Messaggio#1 » sabato 28 febbraio 2015, 16:22

“Ehi! Guarda quel tipo!”
Dario si gira. A pochi passi da lui, in mezzo alla folla del corteo, Michele accenna al marciapiede alla loro destra. Due ragazzi stanno sorreggendo un coetaneo che trema e piagnucola in maniera incontrollata.
“Dici che ha bisogno di aiuto?” chiede Dario, ma la sua domanda viene sommersa da un coro che grida slogan contro il governo e la crisi economica. Quando potrebbe ripetere la domanda, i tre ragazzi si sono già allontanati in una stradina laterale. Dario si dice che in fondo se avessero avuto bisogno avrebbero già chiesto a una qualsiasi delle persone nel corteo.
 
In punta di piedi, Mattia guarda dalla finestra la folla di ragazzi che sfila per strada. Seduto nella sua poltrona dall'altra parte del salotto, il nonno sbuffa.
“Stupidi giovani!”
“Papà, smettila” dice la mamma.
“Perché dici che sono stupidi?” chiede Mattia.
“Perché sanno solo lamentarsi” risponde il nonno. “Quando io ero giovane... Allora sì che c'era da protestare! Pensa che io sono stato messo in prigione perché l'ho fatto. Ma la prigione italiana non era comunque nulla, rispetto al posto dove poi ci hanno portato i tedeschi...”
Lo sguardo del nonno si perde nel vuoto.
“Papà, non vorrai mica metterti a raccontare del lager!” esclama la mamma. “Non ti pare che Mattia sia un po' piccolo per queste cose?”

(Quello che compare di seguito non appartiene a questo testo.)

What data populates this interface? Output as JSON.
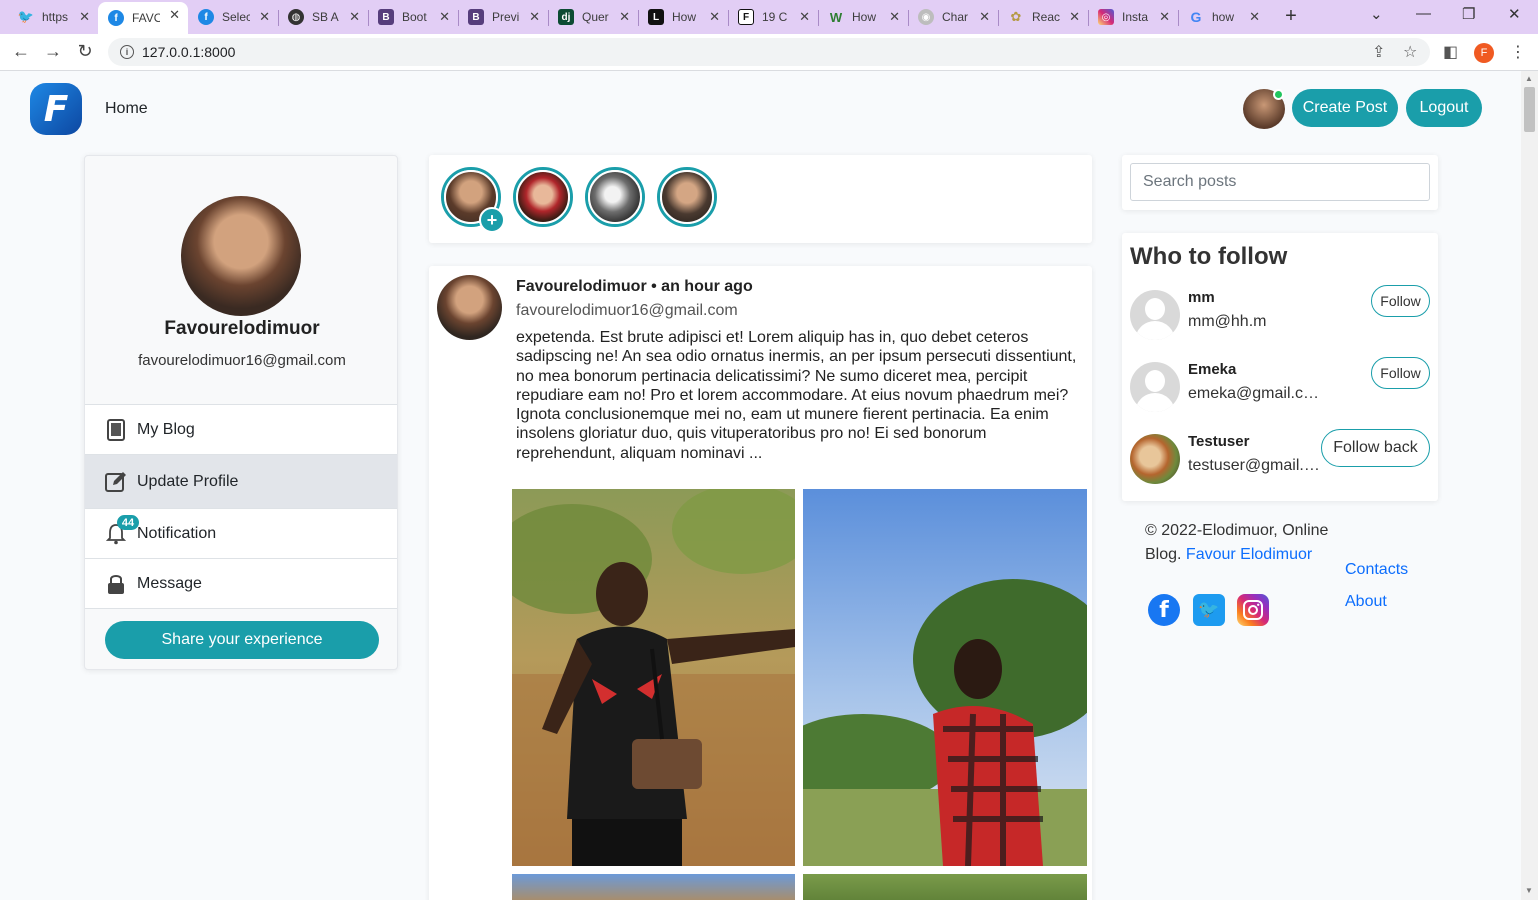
{
  "browser": {
    "tabs": [
      {
        "title": "https",
        "favicon": "twitter-icon",
        "color": "#1d9bf0"
      },
      {
        "title": "FAVO",
        "favicon": "site-logo-icon",
        "color": "#1e88e5",
        "active": true
      },
      {
        "title": "Selec",
        "favicon": "site-logo-icon",
        "color": "#1e88e5"
      },
      {
        "title": "SB A",
        "favicon": "globe-icon",
        "color": "#333333"
      },
      {
        "title": "Boot",
        "favicon": "bootstrap-icon",
        "color": "#563d7c"
      },
      {
        "title": "Previ",
        "favicon": "bootstrap-icon",
        "color": "#563d7c"
      },
      {
        "title": "Quer",
        "favicon": "django-icon",
        "color": "#0c4b33"
      },
      {
        "title": "How",
        "favicon": "letter-l-icon",
        "color": "#111111"
      },
      {
        "title": "19 C",
        "favicon": "letter-f-icon",
        "color": "#111111"
      },
      {
        "title": "How",
        "favicon": "w-icon",
        "color": "#2e7d32"
      },
      {
        "title": "Char",
        "favicon": "github-icon",
        "color": "#bdbdbd"
      },
      {
        "title": "Reac",
        "favicon": "flower-icon",
        "color": "#e5d7a8"
      },
      {
        "title": "Insta",
        "favicon": "instagram-icon",
        "color": "#d62976"
      },
      {
        "title": "how",
        "favicon": "google-icon",
        "color": "#4285f4"
      }
    ],
    "url": "127.0.0.1:8000",
    "profile_initial": "F"
  },
  "navbar": {
    "home_label": "Home",
    "create_post_label": "Create Post",
    "logout_label": "Logout"
  },
  "profile": {
    "name": "Favourelodimuor",
    "email": "favourelodimuor16@gmail.com",
    "menu": [
      {
        "label": "My Blog",
        "icon": "document-icon"
      },
      {
        "label": "Update Profile",
        "icon": "edit-icon",
        "active": true
      },
      {
        "label": "Notification",
        "icon": "bell-icon",
        "badge": "44"
      },
      {
        "label": "Message",
        "icon": "lock-icon"
      }
    ],
    "share_label": "Share your experience"
  },
  "post": {
    "author_line": "Favourelodimuor • an hour ago",
    "email": "favourelodimuor16@gmail.com",
    "body": "expetenda. Est brute adipisci et! Lorem aliquip has in, quo debet ceteros sadipscing ne! An sea odio ornatus inermis, an per ipsum persecuti dissentiunt, no mea bonorum pertinacia delicatissimi? Ne sumo diceret mea, percipit repudiare eam no! Pro et lorem accommodare. At eius novum phaedrum mei? Ignota conclusionemque mei no, eam ut munere fierent pertinacia. Ea enim insolens gloriatur duo, quis vituperatoribus pro no! Ei sed bonorum reprehendunt, aliquam nominavi ..."
  },
  "search": {
    "placeholder": "Search posts"
  },
  "who_to_follow": {
    "title": "Who to follow",
    "users": [
      {
        "name": "mm",
        "email": "mm@hh.m",
        "button": "Follow"
      },
      {
        "name": "Emeka",
        "email": "emeka@gmail.cdom",
        "button": "Follow"
      },
      {
        "name": "Testuser",
        "email": "testuser@gmail.com",
        "button": "Follow back"
      }
    ]
  },
  "footer": {
    "copyright": "© 2022-Elodimuor, Online Blog.",
    "author_link": "Favour Elodimuor",
    "contacts_label": "Contacts",
    "about_label": "About"
  }
}
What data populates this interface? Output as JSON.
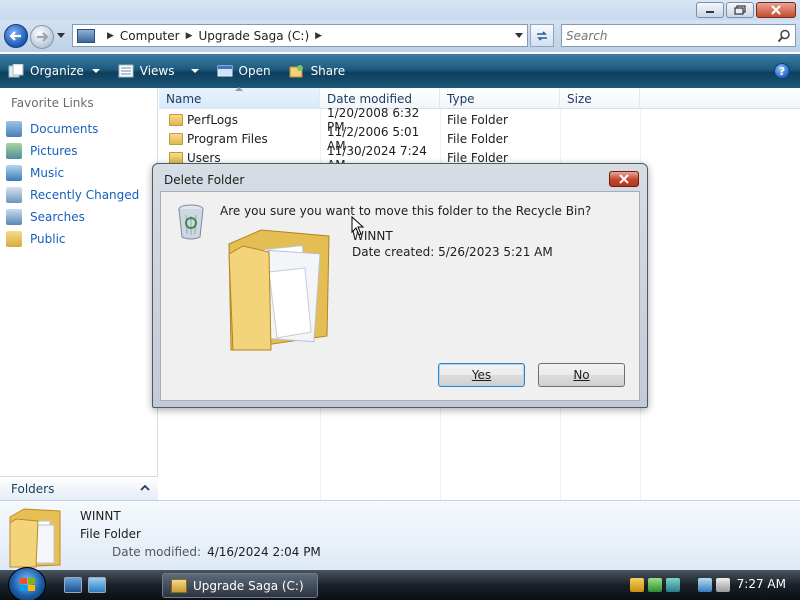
{
  "address_bar": {
    "crumbs": [
      "Computer",
      "Upgrade Saga (C:)"
    ],
    "search_placeholder": "Search"
  },
  "toolbar": {
    "organize": "Organize",
    "views": "Views",
    "open": "Open",
    "share": "Share",
    "help": "?"
  },
  "nav_pane": {
    "heading": "Favorite Links",
    "items": [
      {
        "label": "Documents",
        "icon": "documents-icon"
      },
      {
        "label": "Pictures",
        "icon": "pictures-icon"
      },
      {
        "label": "Music",
        "icon": "music-icon"
      },
      {
        "label": "Recently Changed",
        "icon": "recently-changed-icon"
      },
      {
        "label": "Searches",
        "icon": "searches-icon"
      },
      {
        "label": "Public",
        "icon": "public-folder-icon"
      }
    ],
    "folders_label": "Folders"
  },
  "file_list": {
    "columns": [
      "Name",
      "Date modified",
      "Type",
      "Size"
    ],
    "rows": [
      {
        "name": "PerfLogs",
        "date": "1/20/2008 6:32 PM",
        "type": "File Folder"
      },
      {
        "name": "Program Files",
        "date": "11/2/2006 5:01 AM",
        "type": "File Folder"
      },
      {
        "name": "Users",
        "date": "11/30/2024 7:24 AM",
        "type": "File Folder"
      }
    ]
  },
  "details_pane": {
    "name": "WINNT",
    "type": "File Folder",
    "date_label": "Date modified:",
    "date_value": "4/16/2024 2:04 PM"
  },
  "dialog": {
    "title": "Delete Folder",
    "question": "Are you sure you want to move this folder to the Recycle Bin?",
    "folder_name": "WINNT",
    "date_created": "Date created: 5/26/2023 5:21 AM",
    "yes_label": "Yes",
    "no_label": "No"
  },
  "taskbar": {
    "task_button": "Upgrade Saga (C:)",
    "clock": "7:27 AM"
  },
  "colors": {
    "toolbar": "#1d5a7e",
    "link": "#1560bd",
    "close_button": "#c2452b"
  }
}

Il nonno sbuffa. “Ho solo detto che questi giovani non dovrebbero lamentarsi, dopo tutto quello che abbiamo sofferto noi perché potessero essere liberi. Se solo sapessero...”

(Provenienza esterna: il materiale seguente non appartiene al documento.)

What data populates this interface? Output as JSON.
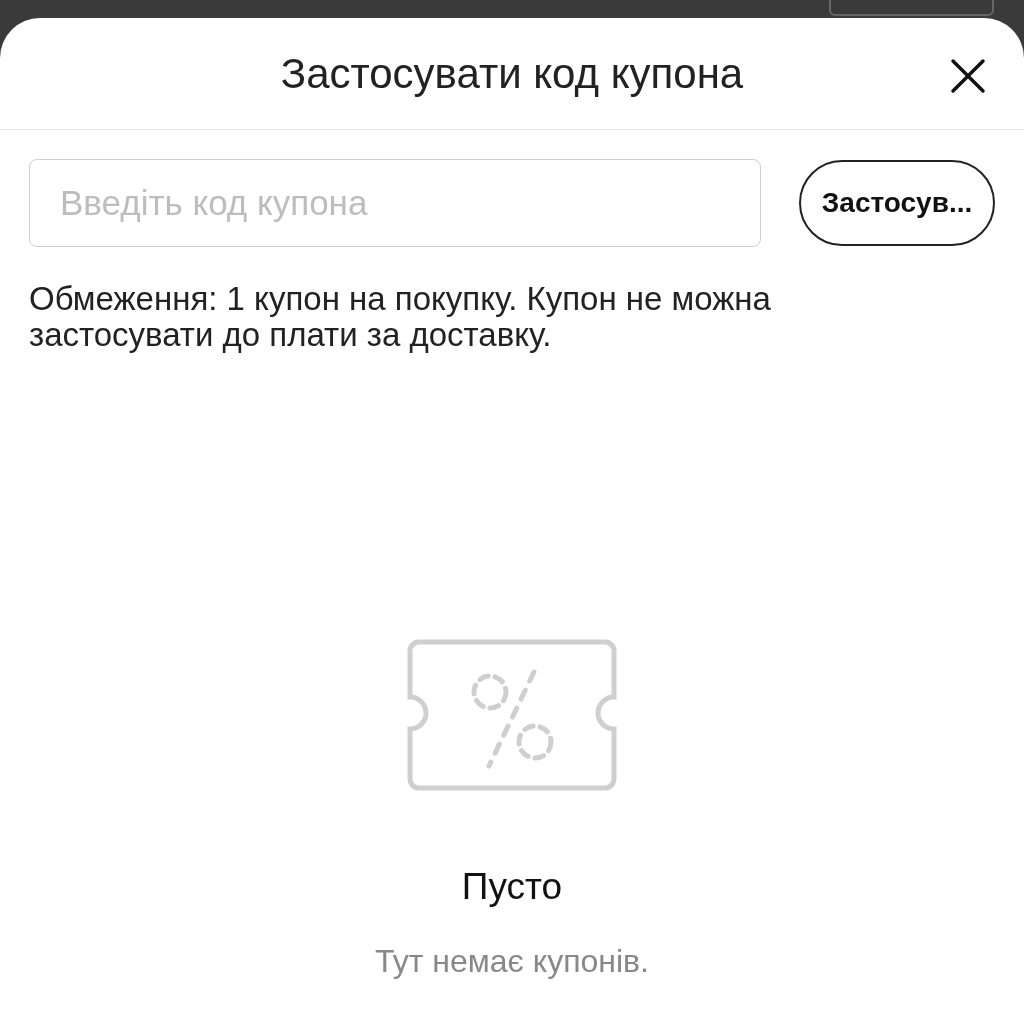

“Beh, ma è proprio questo il punto, no? Liberi di manifestare, di protestare contro un il governo. È questa la democrazia per cui avete lottato, no?”
Il nonno non risponde.

 
La manifestazione sta continuando, ma Dario deve tornare a casa. Sua zia l'ha chiamato per dirgli che c'è bisogno che passi a prendere la cuginetta all'uscita da scuola. Poco dopo aver superato la fine del corteo, vede un uomo sul lato della strada che lo fissa. C'è qualcosa di strano nel suo sguardo, in quegli occhi chiari, in tutta quella figura magra dall'aria dimessa.

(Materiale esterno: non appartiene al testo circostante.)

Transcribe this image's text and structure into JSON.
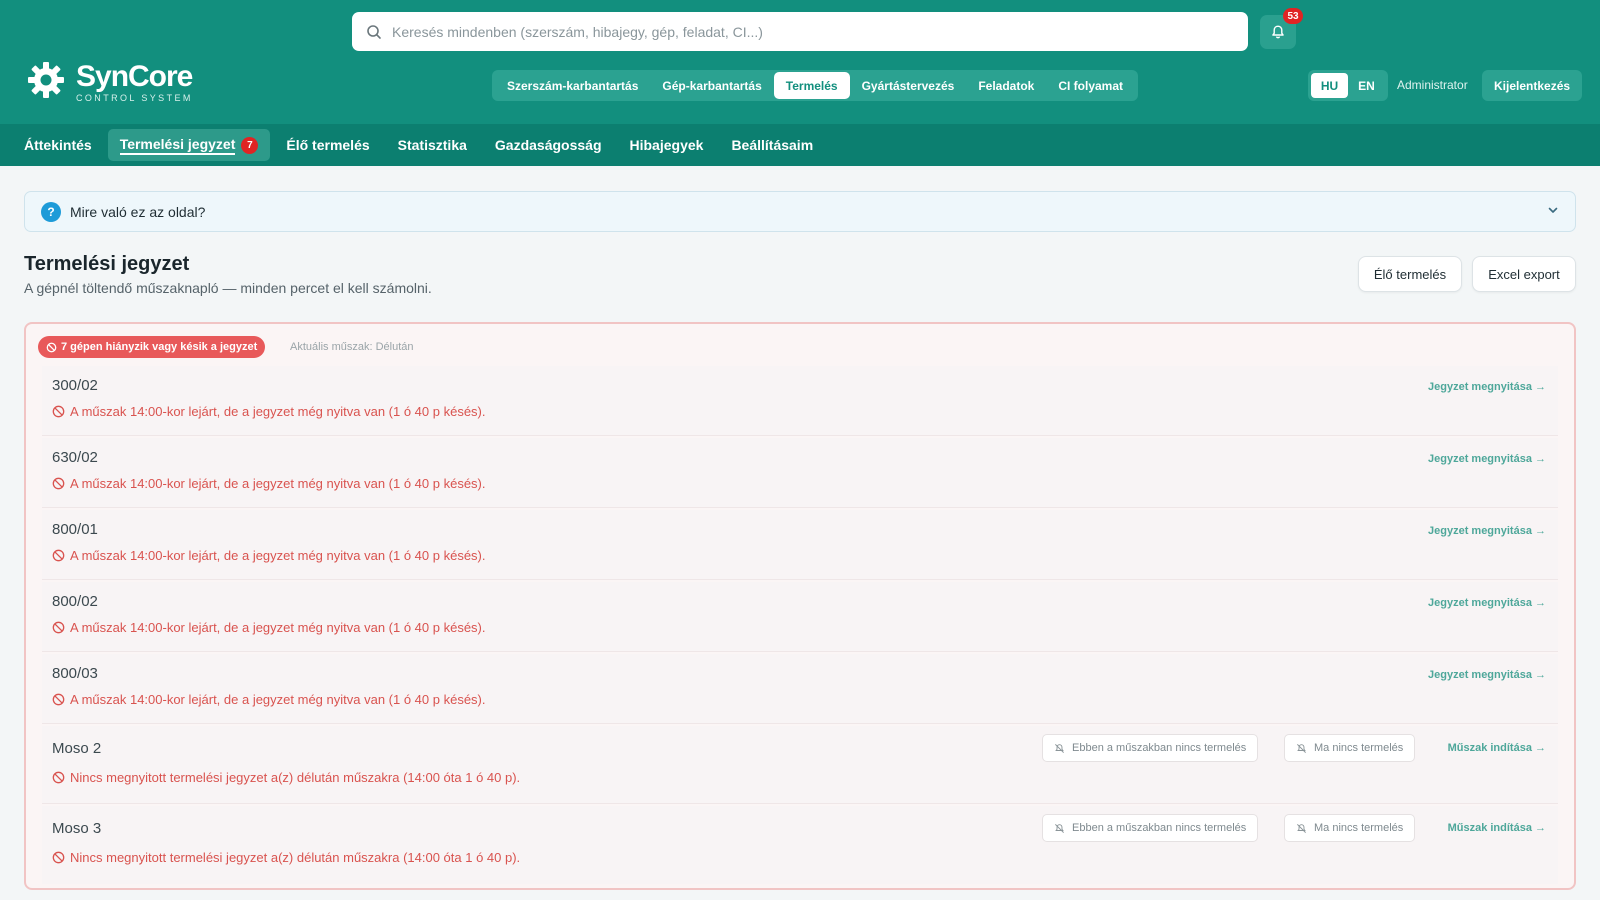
{
  "search": {
    "placeholder": "Keresés mindenben (szerszám, hibajegy, gép, feladat, CI...)"
  },
  "notifications": {
    "count": "53"
  },
  "logo": {
    "name": "SynCore",
    "subtitle": "CONTROL SYSTEM"
  },
  "modules": [
    {
      "label": "Szerszám-karbantartás"
    },
    {
      "label": "Gép-karbantartás"
    },
    {
      "label": "Termelés"
    },
    {
      "label": "Gyártástervezés"
    },
    {
      "label": "Feladatok"
    },
    {
      "label": "CI folyamat"
    }
  ],
  "lang": {
    "hu": "HU",
    "en": "EN"
  },
  "user": {
    "name": "Administrator",
    "logout": "Kijelentkezés"
  },
  "subnav": [
    {
      "label": "Áttekintés"
    },
    {
      "label": "Termelési jegyzet",
      "badge": "7"
    },
    {
      "label": "Élő termelés"
    },
    {
      "label": "Statisztika"
    },
    {
      "label": "Gazdaságosság"
    },
    {
      "label": "Hibajegyek"
    },
    {
      "label": "Beállításaim"
    }
  ],
  "help": {
    "title": "Mire való ez az oldal?"
  },
  "page": {
    "title": "Termelési jegyzet",
    "subtitle": "A gépnél töltendő műszaknapló — minden percet el kell számolni.",
    "btn_live": "Élő termelés",
    "btn_excel": "Excel export"
  },
  "alert": {
    "pill": "7 gépen hiányzik vagy késik a jegyzet",
    "shift": "Aktuális műszak: Délután"
  },
  "rows": [
    {
      "name": "300/02",
      "msg": "A műszak 14:00-kor lejárt, de a jegyzet még nyitva van (1 ó 40 p késés).",
      "link": "Jegyzet megnyitása →"
    },
    {
      "name": "630/02",
      "msg": "A műszak 14:00-kor lejárt, de a jegyzet még nyitva van (1 ó 40 p késés).",
      "link": "Jegyzet megnyitása →"
    },
    {
      "name": "800/01",
      "msg": "A műszak 14:00-kor lejárt, de a jegyzet még nyitva van (1 ó 40 p késés).",
      "link": "Jegyzet megnyitása →"
    },
    {
      "name": "800/02",
      "msg": "A műszak 14:00-kor lejárt, de a jegyzet még nyitva van (1 ó 40 p késés).",
      "link": "Jegyzet megnyitása →"
    },
    {
      "name": "800/03",
      "msg": "A műszak 14:00-kor lejárt, de a jegyzet még nyitva van (1 ó 40 p késés).",
      "link": "Jegyzet megnyitása →"
    },
    {
      "name": "Moso 2",
      "msg": "Nincs megnyitott termelési jegyzet a(z) délután műszakra (14:00 óta 1 ó 40 p).",
      "tag1": "Ebben a műszakban nincs termelés",
      "tag2": "Ma nincs termelés",
      "link": "Műszak indítása →"
    },
    {
      "name": "Moso 3",
      "msg": "Nincs megnyitott termelési jegyzet a(z) délután műszakra (14:00 óta 1 ó 40 p).",
      "tag1": "Ebben a műszakban nincs termelés",
      "tag2": "Ma nincs termelés",
      "link": "Műszak indítása →"
    }
  ],
  "colors": {
    "brand": "#128f7e",
    "subnav": "#0c7f70",
    "alert": "#e8595a",
    "link": "#4ea79a"
  }
}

“Non sei uno di quelli che manifestano, vero?” chiede l'uomo.
Dario lo guarda incerto.
“In realtà sì. Solo, ora devo andarmene.”
“E ti sembra che queste manifestazioni siano una bella cosa?”
“A te sembra una bella cosa il fatto che sono disoccupato?”
“Posso chiederti di avvicinarti un attimo? Voglio farti vedere una cosa.”
Dario esita. Cosa vuole quel tipo da lui? Ma, d'altra parte, se anche perde qualche minuto sarà comunque in orario per andare a prendere Emilia a scuola, cosa gli costa fermarsi?
 
Mattia ha quattordici anni, ed è furioso con sua madre per la decisione di mettere il nonno in un ospizio.
“Perché?” domanda. “Perché non può rimanere in casa con noi?”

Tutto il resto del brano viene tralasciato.